WHAT IS AN ANTITRUST COMPLIANCE PROGRAM?
An antitrust compliance program is an internal business policy designed by a company to educate directors and employees to avoid risks of anticompetitive conduct.
Companies that conspire with their competitors to fix prices, share markets, allocate customers, production or output limitation; have historically faced severe fines from antitrust enforcement all over the world.
Companies articulating such programs are in the best position to detect and report the existence of unlawful anticompetitive activities, and if necessary, be the first ones to secure corporate leniency from antitrust authorities. This allows them to avoid substantial fines, and in some jurisdictions, such as the US and the UK, even criminal charges.
But not every program ensures compliance. A successful compliance program must alert and educate sales force; issue-spot risks; encourage reporting of anticompetitive issues, and deter risky conduct.
Over the years, antitrust authorities all over the world have published some general guidance creating and managing compliance programs. Even though there are differences between jurisdictions, all of them seem to have the following anchor points in common:
No “one size fits all” model: You must tailor your compliance program.
Effective compliance programs require companies to tailor their internal policies according to their particular situation.
A generic out-of-the-box compliance program is not likely to be effective. It is more important that the company conducts an assessment of the particular risk areas involved in its day-to-day business activities, with a specific focus on the structure and previous history of the industry.

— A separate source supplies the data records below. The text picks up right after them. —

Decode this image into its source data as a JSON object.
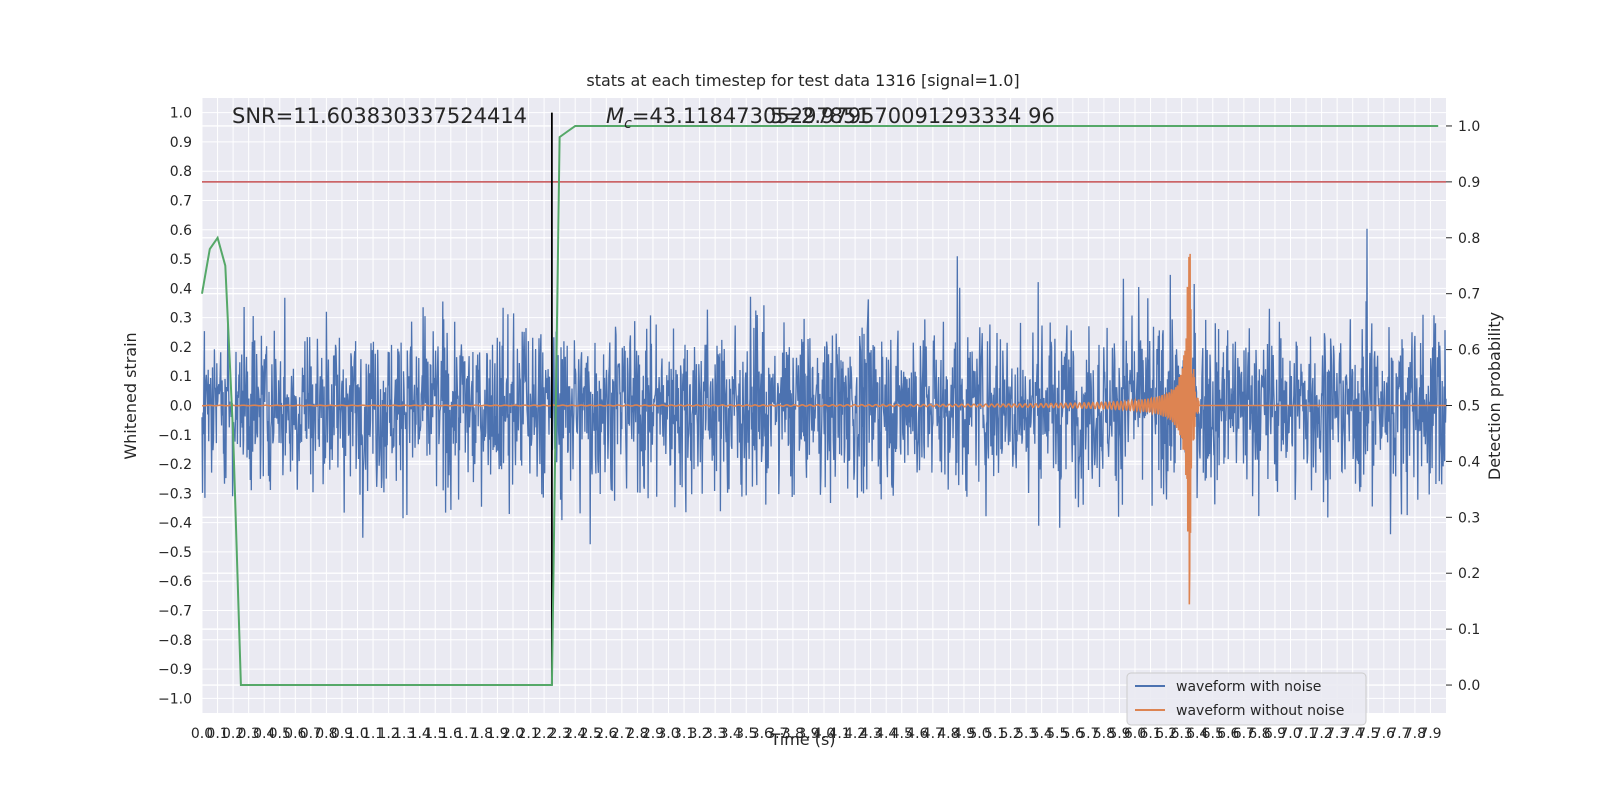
{
  "chart_data": {
    "type": "line",
    "title": "stats at each timestep for test data 1316 [signal=1.0]",
    "xlabel": "Time (s)",
    "ylabel": "Whitened strain",
    "y2label": "Detection probability",
    "xlim": [
      0.0,
      8.0
    ],
    "ylim": [
      -1.05,
      1.05
    ],
    "y2lim": [
      -0.05,
      1.05
    ],
    "xticks": [
      "0.0",
      "0.1",
      "0.2",
      "0.3",
      "0.4",
      "0.5",
      "0.6",
      "0.7",
      "0.8",
      "0.9",
      "1.0",
      "1.1",
      "1.2",
      "1.3",
      "1.4",
      "1.5",
      "1.6",
      "1.7",
      "1.8",
      "1.9",
      "2.0",
      "2.1",
      "2.2",
      "2.3",
      "2.4",
      "2.5",
      "2.6",
      "2.7",
      "2.8",
      "2.9",
      "3.0",
      "3.1",
      "3.2",
      "3.3",
      "3.4",
      "3.5",
      "3.6",
      "3.7",
      "3.8",
      "3.9",
      "4.0",
      "4.1",
      "4.2",
      "4.3",
      "4.4",
      "4.5",
      "4.6",
      "4.7",
      "4.8",
      "4.9",
      "5.0",
      "5.1",
      "5.2",
      "5.3",
      "5.4",
      "5.5",
      "5.6",
      "5.7",
      "5.8",
      "5.9",
      "6.0",
      "6.1",
      "6.2",
      "6.3",
      "6.4",
      "6.5",
      "6.6",
      "6.7",
      "6.8",
      "6.9",
      "7.0",
      "7.1",
      "7.2",
      "7.3",
      "7.4",
      "7.5",
      "7.6",
      "7.7",
      "7.8",
      "7.9"
    ],
    "yticks": [
      "1.0",
      "0.9",
      "0.8",
      "0.7",
      "0.6",
      "0.5",
      "0.4",
      "0.3",
      "0.2",
      "0.1",
      "0.0",
      "-0.1",
      "-0.2",
      "-0.3",
      "-0.4",
      "-0.5",
      "-0.6",
      "-0.7",
      "-0.8",
      "-0.9",
      "-1.0"
    ],
    "y2ticks": [
      "1.0",
      "0.9",
      "0.8",
      "0.7",
      "0.6",
      "0.5",
      "0.4",
      "0.3",
      "0.2",
      "0.1",
      "0.0"
    ],
    "annotations": {
      "snr": "SNR=11.603830337524414",
      "mc_prefix": "M",
      "mc_sub": "c",
      "mc_value": "=43.11847305297851",
      "mc_overlap": "5=2.979570091293334 96"
    },
    "threshold_y2": 0.9,
    "marker_x": 2.25,
    "merger_x": 6.35,
    "series": [
      {
        "name": "waveform with noise",
        "color": "#4c72b0",
        "kind": "noise",
        "amplitude_envelope": [
          -1.0,
          1.0
        ]
      },
      {
        "name": "waveform without noise",
        "color": "#dd8452",
        "kind": "chirp",
        "peak": 0.68,
        "trough": -0.65
      },
      {
        "name": "",
        "color": "#55a868",
        "kind": "probability",
        "x": [
          0.0,
          0.05,
          0.1,
          0.15,
          0.2,
          0.25,
          0.3,
          0.4,
          2.2,
          2.25,
          2.3,
          2.35,
          2.4,
          7.95
        ],
        "y": [
          0.7,
          0.78,
          0.8,
          0.75,
          0.45,
          0.0,
          0.0,
          0.0,
          0.0,
          0.0,
          0.98,
          0.99,
          1.0,
          1.0
        ]
      },
      {
        "name": "",
        "color": "#c44e52",
        "kind": "threshold"
      }
    ],
    "legend": {
      "location": "lower-right",
      "entries": [
        "waveform with noise",
        "waveform without noise"
      ]
    },
    "grid": true
  }
}
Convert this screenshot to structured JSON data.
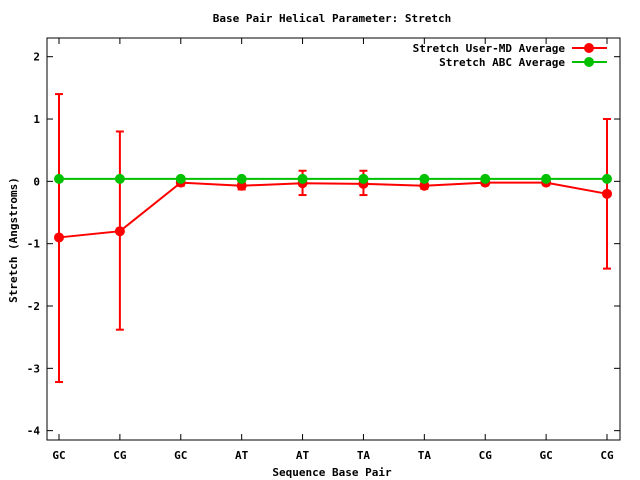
{
  "chart_data": {
    "type": "line",
    "title": "Base Pair Helical Parameter: Stretch",
    "xlabel": "Sequence Base Pair",
    "ylabel": "Stretch (Angstroms)",
    "categories": [
      "GC",
      "CG",
      "GC",
      "AT",
      "AT",
      "TA",
      "TA",
      "CG",
      "GC",
      "CG"
    ],
    "ylim": [
      -4.15,
      2.3
    ],
    "yticks": [
      -4,
      -3,
      -2,
      -1,
      0,
      1,
      2
    ],
    "ytick_labels": [
      "-4",
      "-3",
      "-2",
      "-1",
      "0",
      "1",
      "2"
    ],
    "legend_position": "top-right",
    "grid": false,
    "series": [
      {
        "name": "Stretch User-MD Average",
        "color": "#ff0000",
        "values": [
          -0.9,
          -0.8,
          -0.02,
          -0.07,
          -0.03,
          -0.04,
          -0.07,
          -0.02,
          -0.02,
          -0.2
        ],
        "error_low": [
          -3.22,
          -2.38,
          -0.07,
          -0.13,
          -0.22,
          -0.22,
          -0.12,
          -0.06,
          -0.06,
          -1.4
        ],
        "error_high": [
          1.4,
          0.8,
          0.03,
          -0.02,
          0.17,
          0.17,
          -0.03,
          0.02,
          0.02,
          1.0
        ]
      },
      {
        "name": "Stretch ABC Average",
        "color": "#00c000",
        "values": [
          0.04,
          0.04,
          0.04,
          0.04,
          0.04,
          0.04,
          0.04,
          0.04,
          0.04,
          0.04
        ]
      }
    ]
  }
}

Interaction of sales people with other competitors, with close attention to trade association meetings, is also an important point to consider. To illustrate, employees with access to pricing information and business plans are more likely to meet their counterparts from other companies in trade association reunions or industry events.
Development of training programs to educate directors and employees.
A company should ensure antitrust compliance training for all executives, managers and employees, especially those with sales and pricing responsibilities.
Genuinely effective compliance requires that companies apply the antitrust policy and training program to their entire organizational structure, preferably in writing. It may take the form of a manual and must be plainly worded in all the working languages of the company, so everyone understands it. The antitrust policy must contain a general description of antitrust law and its purpose, explaining the way the company enforces it, along with highlights of the potential costs of non-compliance.
An effective way to implement an antitrust policy is through a list of “Don’ts”, including illegal conduct such as price-fixing agreements, the exchange of future pricing information, or allocation of production quotas, among other conduct.
You might complement the forbidden conduct with a list of “Red Flags” to identify situations in which antitrust risks may arise (i.e. sales people attending trade associations or industry events).
You might also add a list of “Do’s” because employees are often more receptive to what they can do, rather than what they cannot do.
Finally, companies and their employees should document their antitrust compliance training in writing. This assures that employees take compliance efforts seriously and that antitrust enforcers understand that the company does so too.